I am experimenting with autoregressive action distributions - I used RLlib examples as a starter kit.
I am trying to solve a dummy environment, which outputs a random number, e.g.
5 and the goal is to provide two numbers, which when added to the observation, outputs a target value (e.g.
10). You can find the complete definition of the environment here.
While working on this topic, I found that AR models work much worse than a naive approach, which is completely counter-intuitive. I started digging deeper and created
FakeTorchMultiCategorical action distribution, which mimics behavior of
TorchMultiCategorical, but instead of accepting concatenated logits of both actions, it accepts internal features of the model, and the logits are calculated and concatenated inside the constructor (see here). I also verified that the algorithm I am using, PPO, isn’t doing anything strange between model inference and action distribution instantiation. So, inside
ppo_torch_policy.py I found:
logits, state = model(train_batch) curr_action_dist = dist_class(logits, model)

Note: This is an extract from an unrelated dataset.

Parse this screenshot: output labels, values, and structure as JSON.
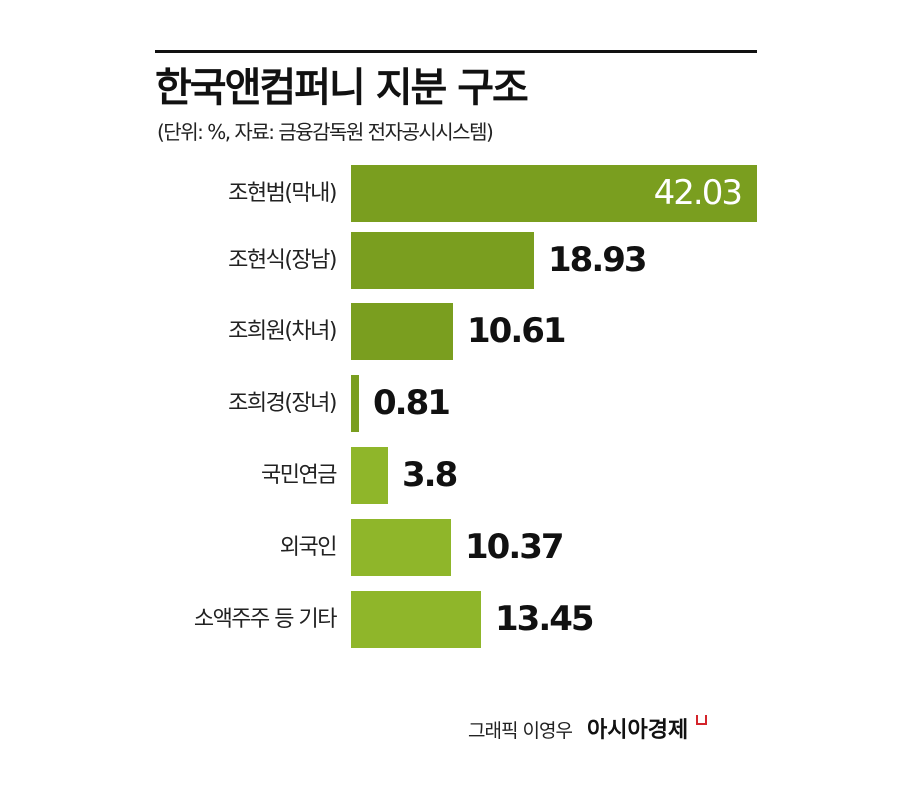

which looks fine. I’ve just moved logits calculation from
dist_class, in some sense similar to one of your examples.
This, however, completely breaks the training and the agent can no longer achieve a decent performance. You can see the training plots here. The plots (e.g. losses and entropy) of the
baseline run are much better than the remaining ones. The question is, why there is a difference between the
baseline run and the
Do you have any idea what I am doing wrong?